Chegado à igreja, onde a família teatral marcava presença – como, aliás, é regra naquele meio –, chamou-me a atenção uma frase escrita num pedaço de papel com a sua fotografia, pouco maior do que um cartão-de-visita, onde se lia: «Chegou a hora de viajar sozinho… Larguem-me… Deixem-me partir…». E continuava com outros pensamentos que muito me impressionaram. Era o próprio a despedir-se…
É evidente que estes registos dizem respeito a um determinado momento e devem ser interpretados num contexto específico. Porém, se os quisermos aplicar a outro contexto – por exemplo, à minha vida profissional –, haverá muito mais a acrescentar.
Congratulo-me com o aparecimento de sinais na sociedade que chamam a atenção para a necessidade de saber ‘deixar partir’ as pessoas quando chega a sua hora.
Ultimamente, talvez pela discussão acesa sobre a eutanásia – tema que divide (e muito) os portugueses, estando em causa a dignidade da vida humana versus o sofrimento que se pretende evitar –, começam a surgir teorias e maneiras de pensar de sentido oposto, às quais se fixam muitos daqueles que se recusam a aceitar que, num dado momento, todos temos partir.
Daí, como já disse nestas colunas, é hoje difícil admitir-se a morte natural, isto é, a que ocorre na sequência das causas normais (naturais) – como, por exemplo, as infeções, as doenças crónicas, as oncológicas, as vasculares, associadas ou não ao fator idade, já que presentemente vive-se até mais tarde.
Nesta perspetiva, é preciso encontrar sempre um ‘causador’ a quem atribuir a responsabilidade pela morte de alguém – quer seja o médico, ou a equipa ou a instituição onde os doentes acabam os seus dias.
Contava-me um leitor, também ele indignado com o caso, que uma família culpava o hospital pela morte de um familiar (pretendendo até proceder criminalmente contra ele), ‘esquecendo-se’ de revelar que tinham abandonado o parente naquele estabelecimento ao longo do seu internamento!
Por outro lado, no meio médico, começam também a verificar-se sinais de ‘inaceitação’ da realidade, ao pretenderem tratar-se situações clínicas em fase terminal e já sem o mínimo de condições para responderem positivamente à estratégia terapêutica.
Não será isto uma forma de distanásia? Onde está o bom senso clínico capaz de perceber que, em certos casos, é errado recorrer a manobras intempestivas ou a terapêuticas desnecessárias, devendo recorrer-se apenas a medidas de conforto e de suporte?
E nas doenças oncológicas avançadas – onde, por vezes, o lado humano se sobrepõe ao clínico – será correcto que, na ânsia desesperada de fazer mais alguma coisa para alcançar o que já não é alcançável, se bombardeiem os doentes com quimioterapias devastadoras, cujos resultados acabam por comprovar que de pouco ou nada serviram?

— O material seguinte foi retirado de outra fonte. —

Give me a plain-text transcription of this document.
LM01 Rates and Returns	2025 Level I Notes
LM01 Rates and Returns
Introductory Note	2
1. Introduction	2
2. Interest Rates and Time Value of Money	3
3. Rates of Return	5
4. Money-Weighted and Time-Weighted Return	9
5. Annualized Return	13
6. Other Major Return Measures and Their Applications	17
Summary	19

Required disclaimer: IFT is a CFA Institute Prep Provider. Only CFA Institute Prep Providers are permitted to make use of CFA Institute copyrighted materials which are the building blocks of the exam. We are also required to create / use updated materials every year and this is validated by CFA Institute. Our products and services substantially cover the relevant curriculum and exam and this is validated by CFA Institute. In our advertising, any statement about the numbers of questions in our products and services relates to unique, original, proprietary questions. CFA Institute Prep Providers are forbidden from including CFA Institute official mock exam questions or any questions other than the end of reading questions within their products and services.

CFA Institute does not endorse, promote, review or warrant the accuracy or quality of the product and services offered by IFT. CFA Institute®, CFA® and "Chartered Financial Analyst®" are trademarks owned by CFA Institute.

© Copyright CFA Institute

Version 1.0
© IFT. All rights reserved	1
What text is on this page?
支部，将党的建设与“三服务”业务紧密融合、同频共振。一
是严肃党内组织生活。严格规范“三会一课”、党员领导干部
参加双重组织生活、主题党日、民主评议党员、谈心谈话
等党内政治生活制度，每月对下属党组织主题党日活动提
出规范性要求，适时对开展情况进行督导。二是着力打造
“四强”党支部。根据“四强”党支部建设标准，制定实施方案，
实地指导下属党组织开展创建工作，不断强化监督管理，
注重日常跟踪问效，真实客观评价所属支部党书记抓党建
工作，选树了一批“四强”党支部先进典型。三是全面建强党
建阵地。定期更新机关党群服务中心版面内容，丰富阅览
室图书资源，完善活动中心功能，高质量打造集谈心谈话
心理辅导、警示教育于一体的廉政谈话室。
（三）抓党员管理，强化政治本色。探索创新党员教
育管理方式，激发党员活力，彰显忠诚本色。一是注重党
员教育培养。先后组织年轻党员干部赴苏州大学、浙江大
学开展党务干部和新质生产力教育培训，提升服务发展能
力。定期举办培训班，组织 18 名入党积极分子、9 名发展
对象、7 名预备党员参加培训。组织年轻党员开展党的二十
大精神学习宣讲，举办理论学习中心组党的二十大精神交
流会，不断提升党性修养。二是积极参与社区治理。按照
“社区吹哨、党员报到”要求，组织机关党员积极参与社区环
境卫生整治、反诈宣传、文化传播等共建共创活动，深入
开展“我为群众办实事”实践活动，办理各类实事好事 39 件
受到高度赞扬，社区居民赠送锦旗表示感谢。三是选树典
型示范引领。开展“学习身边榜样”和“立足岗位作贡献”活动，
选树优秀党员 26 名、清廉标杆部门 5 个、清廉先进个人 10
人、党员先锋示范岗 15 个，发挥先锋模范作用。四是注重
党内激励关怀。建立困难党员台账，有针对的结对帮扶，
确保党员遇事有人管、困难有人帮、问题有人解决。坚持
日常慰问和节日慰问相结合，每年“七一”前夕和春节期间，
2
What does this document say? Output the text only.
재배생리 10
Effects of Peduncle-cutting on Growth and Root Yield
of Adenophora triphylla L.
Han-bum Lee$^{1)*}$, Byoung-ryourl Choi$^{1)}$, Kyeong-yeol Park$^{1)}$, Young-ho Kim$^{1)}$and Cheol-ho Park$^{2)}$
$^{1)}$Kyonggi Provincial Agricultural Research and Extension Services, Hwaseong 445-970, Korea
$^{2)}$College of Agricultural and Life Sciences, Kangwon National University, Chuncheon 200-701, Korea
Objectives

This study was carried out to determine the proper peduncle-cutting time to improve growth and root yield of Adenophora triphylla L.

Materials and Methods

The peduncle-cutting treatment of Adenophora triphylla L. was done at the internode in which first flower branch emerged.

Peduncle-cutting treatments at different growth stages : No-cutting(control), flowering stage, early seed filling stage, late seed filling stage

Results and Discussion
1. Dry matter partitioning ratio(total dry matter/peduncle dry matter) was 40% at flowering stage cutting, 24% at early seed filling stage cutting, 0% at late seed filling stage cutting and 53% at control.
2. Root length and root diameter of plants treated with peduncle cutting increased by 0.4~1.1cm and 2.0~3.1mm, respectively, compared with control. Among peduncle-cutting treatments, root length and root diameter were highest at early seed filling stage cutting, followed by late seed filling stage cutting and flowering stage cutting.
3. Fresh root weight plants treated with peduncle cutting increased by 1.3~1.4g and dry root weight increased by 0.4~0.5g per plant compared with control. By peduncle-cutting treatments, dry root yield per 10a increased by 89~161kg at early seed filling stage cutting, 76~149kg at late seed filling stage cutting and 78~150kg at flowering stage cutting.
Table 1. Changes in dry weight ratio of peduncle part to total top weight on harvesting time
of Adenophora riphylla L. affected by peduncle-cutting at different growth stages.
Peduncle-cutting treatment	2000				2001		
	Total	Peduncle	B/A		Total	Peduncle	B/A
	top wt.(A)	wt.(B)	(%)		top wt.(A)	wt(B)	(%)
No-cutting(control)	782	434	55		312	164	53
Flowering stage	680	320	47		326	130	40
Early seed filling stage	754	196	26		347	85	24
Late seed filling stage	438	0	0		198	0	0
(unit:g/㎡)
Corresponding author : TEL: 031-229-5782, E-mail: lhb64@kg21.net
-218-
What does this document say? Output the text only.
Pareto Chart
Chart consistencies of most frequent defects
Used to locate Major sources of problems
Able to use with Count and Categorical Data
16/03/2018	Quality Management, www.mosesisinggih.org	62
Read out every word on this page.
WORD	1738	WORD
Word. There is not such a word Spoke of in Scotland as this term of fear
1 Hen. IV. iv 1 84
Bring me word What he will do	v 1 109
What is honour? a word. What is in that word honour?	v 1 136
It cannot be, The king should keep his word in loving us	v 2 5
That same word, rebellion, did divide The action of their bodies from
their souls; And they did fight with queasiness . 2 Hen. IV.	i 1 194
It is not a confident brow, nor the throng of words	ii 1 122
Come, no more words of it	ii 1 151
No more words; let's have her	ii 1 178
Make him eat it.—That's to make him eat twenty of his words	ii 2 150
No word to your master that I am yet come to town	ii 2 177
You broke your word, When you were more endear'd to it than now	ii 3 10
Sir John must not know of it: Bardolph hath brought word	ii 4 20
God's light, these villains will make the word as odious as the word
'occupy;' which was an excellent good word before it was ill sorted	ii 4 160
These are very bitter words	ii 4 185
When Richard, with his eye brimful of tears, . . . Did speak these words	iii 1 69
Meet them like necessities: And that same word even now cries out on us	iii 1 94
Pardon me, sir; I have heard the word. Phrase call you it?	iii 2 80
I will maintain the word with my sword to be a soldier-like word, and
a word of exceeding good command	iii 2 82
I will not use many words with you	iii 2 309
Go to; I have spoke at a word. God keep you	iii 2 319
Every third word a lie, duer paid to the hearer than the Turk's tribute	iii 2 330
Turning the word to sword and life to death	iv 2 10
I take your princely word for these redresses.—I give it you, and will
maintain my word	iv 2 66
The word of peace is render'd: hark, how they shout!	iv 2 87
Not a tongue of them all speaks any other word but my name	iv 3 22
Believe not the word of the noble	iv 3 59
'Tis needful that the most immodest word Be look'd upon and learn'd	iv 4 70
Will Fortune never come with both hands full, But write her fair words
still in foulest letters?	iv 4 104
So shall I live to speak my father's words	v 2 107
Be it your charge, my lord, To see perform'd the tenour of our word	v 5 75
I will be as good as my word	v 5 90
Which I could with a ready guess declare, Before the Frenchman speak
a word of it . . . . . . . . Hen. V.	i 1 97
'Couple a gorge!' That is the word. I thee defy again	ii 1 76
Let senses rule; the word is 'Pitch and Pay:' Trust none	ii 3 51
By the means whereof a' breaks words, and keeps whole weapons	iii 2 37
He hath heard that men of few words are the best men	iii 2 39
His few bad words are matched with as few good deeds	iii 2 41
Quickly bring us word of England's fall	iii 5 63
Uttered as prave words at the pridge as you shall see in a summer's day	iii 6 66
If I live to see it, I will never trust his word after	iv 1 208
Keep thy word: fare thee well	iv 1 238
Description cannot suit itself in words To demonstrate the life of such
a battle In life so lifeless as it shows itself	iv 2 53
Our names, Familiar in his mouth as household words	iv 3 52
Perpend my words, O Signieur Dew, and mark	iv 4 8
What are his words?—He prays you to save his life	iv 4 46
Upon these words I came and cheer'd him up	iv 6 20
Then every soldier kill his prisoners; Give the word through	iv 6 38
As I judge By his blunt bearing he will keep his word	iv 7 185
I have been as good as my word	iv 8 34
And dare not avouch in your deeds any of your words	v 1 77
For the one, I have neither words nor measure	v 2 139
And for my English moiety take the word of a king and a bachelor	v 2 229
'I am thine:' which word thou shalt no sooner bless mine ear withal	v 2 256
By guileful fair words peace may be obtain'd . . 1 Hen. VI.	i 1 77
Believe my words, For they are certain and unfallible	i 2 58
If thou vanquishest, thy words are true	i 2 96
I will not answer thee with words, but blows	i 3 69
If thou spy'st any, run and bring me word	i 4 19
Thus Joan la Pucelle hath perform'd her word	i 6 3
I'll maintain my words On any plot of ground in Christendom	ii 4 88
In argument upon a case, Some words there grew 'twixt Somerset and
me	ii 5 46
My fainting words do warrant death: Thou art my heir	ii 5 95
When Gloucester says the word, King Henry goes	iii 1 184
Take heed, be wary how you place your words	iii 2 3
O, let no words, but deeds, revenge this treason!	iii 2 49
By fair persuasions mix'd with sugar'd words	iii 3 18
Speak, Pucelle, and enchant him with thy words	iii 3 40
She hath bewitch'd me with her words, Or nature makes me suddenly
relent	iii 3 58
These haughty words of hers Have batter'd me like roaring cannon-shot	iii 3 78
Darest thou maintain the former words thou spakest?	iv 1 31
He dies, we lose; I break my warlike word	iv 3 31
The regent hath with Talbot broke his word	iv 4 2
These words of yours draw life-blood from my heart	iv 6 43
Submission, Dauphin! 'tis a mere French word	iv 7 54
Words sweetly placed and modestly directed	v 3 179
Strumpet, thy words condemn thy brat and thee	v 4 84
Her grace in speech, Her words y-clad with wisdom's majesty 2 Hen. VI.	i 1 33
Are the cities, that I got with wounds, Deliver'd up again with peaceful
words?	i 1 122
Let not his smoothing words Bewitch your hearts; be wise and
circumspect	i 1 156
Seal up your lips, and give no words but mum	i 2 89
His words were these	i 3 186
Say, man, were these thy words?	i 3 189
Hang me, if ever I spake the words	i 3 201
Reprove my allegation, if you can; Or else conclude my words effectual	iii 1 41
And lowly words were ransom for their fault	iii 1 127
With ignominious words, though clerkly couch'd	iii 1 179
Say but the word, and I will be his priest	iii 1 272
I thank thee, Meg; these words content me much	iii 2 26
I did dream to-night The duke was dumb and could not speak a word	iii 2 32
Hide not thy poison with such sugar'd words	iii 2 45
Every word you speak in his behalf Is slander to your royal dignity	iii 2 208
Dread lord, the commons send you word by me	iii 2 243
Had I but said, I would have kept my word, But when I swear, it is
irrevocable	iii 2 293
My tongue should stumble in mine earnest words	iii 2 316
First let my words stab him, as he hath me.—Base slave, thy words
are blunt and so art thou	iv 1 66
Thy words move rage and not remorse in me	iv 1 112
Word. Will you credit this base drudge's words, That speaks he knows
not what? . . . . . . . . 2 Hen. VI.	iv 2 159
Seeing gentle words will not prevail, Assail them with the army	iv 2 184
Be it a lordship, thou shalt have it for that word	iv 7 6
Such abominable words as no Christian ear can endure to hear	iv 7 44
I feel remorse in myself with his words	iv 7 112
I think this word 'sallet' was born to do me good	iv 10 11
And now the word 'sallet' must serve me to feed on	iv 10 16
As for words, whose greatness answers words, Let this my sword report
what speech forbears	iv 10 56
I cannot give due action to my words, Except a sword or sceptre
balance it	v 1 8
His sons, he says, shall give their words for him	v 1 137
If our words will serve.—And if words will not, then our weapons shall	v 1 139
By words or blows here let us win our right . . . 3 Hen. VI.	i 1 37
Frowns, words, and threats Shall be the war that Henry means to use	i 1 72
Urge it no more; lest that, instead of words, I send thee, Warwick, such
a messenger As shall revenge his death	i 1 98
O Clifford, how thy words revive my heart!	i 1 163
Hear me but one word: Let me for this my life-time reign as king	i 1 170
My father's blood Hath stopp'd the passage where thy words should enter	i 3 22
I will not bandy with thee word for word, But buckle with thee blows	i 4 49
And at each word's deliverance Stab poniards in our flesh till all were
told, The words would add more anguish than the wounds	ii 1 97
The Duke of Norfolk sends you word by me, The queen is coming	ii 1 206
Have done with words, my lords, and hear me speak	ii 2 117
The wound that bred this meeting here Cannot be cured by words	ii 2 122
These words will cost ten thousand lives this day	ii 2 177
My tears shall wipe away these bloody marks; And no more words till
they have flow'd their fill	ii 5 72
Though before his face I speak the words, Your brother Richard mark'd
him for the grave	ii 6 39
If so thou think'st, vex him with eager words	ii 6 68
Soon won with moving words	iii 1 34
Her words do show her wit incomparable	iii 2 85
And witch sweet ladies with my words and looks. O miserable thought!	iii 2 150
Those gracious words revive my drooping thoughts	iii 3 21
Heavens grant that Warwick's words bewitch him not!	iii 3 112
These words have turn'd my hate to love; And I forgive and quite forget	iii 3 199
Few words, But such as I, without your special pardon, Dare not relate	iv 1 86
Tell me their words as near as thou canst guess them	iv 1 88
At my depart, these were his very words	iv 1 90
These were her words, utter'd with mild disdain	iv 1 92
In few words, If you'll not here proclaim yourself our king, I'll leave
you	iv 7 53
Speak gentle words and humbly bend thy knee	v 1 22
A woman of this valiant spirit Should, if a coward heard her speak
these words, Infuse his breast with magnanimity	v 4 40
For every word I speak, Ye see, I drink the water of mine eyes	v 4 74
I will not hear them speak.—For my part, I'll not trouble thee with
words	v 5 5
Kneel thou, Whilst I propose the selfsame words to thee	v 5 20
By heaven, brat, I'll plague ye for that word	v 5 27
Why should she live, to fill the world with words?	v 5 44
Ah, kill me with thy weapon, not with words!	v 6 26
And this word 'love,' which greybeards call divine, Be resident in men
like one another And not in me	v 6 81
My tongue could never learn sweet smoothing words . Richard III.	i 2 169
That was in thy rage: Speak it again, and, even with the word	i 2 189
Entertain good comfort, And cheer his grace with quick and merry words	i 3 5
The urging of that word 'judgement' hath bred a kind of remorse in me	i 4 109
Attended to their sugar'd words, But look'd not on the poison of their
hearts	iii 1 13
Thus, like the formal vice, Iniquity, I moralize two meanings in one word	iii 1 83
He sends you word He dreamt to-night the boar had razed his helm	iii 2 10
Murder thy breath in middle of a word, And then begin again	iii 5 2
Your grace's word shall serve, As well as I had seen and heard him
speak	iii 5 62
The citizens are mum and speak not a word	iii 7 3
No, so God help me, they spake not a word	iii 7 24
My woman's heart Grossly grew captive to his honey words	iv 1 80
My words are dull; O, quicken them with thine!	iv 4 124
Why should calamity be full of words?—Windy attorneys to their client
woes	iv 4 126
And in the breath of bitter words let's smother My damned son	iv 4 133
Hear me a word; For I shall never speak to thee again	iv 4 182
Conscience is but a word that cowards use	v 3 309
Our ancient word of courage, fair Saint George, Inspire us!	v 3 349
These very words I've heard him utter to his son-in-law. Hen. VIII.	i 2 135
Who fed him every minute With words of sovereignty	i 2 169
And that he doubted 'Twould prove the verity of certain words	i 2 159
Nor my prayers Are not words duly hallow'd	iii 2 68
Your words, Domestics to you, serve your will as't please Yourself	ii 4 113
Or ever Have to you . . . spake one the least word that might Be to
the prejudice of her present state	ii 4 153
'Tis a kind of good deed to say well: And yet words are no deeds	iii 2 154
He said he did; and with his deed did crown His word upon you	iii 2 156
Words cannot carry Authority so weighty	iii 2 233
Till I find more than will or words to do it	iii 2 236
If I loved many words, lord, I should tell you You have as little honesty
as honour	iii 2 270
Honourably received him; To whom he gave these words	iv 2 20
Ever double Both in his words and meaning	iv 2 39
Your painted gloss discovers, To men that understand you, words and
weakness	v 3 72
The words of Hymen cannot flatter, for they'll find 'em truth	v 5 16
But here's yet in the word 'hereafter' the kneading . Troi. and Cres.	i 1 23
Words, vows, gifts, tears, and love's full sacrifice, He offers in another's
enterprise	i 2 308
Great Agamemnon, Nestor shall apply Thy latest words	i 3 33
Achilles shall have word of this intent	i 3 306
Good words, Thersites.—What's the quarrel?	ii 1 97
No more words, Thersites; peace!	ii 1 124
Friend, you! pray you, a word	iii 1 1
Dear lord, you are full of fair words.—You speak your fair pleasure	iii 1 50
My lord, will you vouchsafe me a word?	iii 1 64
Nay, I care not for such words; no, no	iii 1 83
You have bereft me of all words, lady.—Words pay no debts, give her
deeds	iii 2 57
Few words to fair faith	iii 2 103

Esta poderosíssima arma terapêutica, proveniente do indiscutível progresso da medicina, é também uma ‘faca de dois gumes’ que exige cada vez mais critério rigoroso e ponderação na sua utilização. A experiência fala mais alto, e nem sempre os fins em vista justificam os meios para lá chegar.
Um pouco por tudo isto, é fundamental muita prudência e bom senso. Por muito que nos custe, há de chegar a hora de vermos os nossos partir e de percebermos que temos de os deixar ‘seguir o seu caminho’. Faz parte da vida e não é sinónimo de desinteresse, desleixo ou abandono.
Para os não crentes, é esta a visão real e objetiva do problema. Para os crentes, a questão coloca-se de uma outra maneira. A pensar neste grupo, no qual me incluo, transcrevo a parte final daquele papel que encontrei, por acaso, em cima de uma mesa à disposição de toda a gente, por considerar de fascinante beleza: «Se precisarem chamem-me que eu venho logo. E se ouvirem o vosso coração, poderão experimentar o alívio e a felicidade que vos dou. Ausente no corpo, presente com Deus».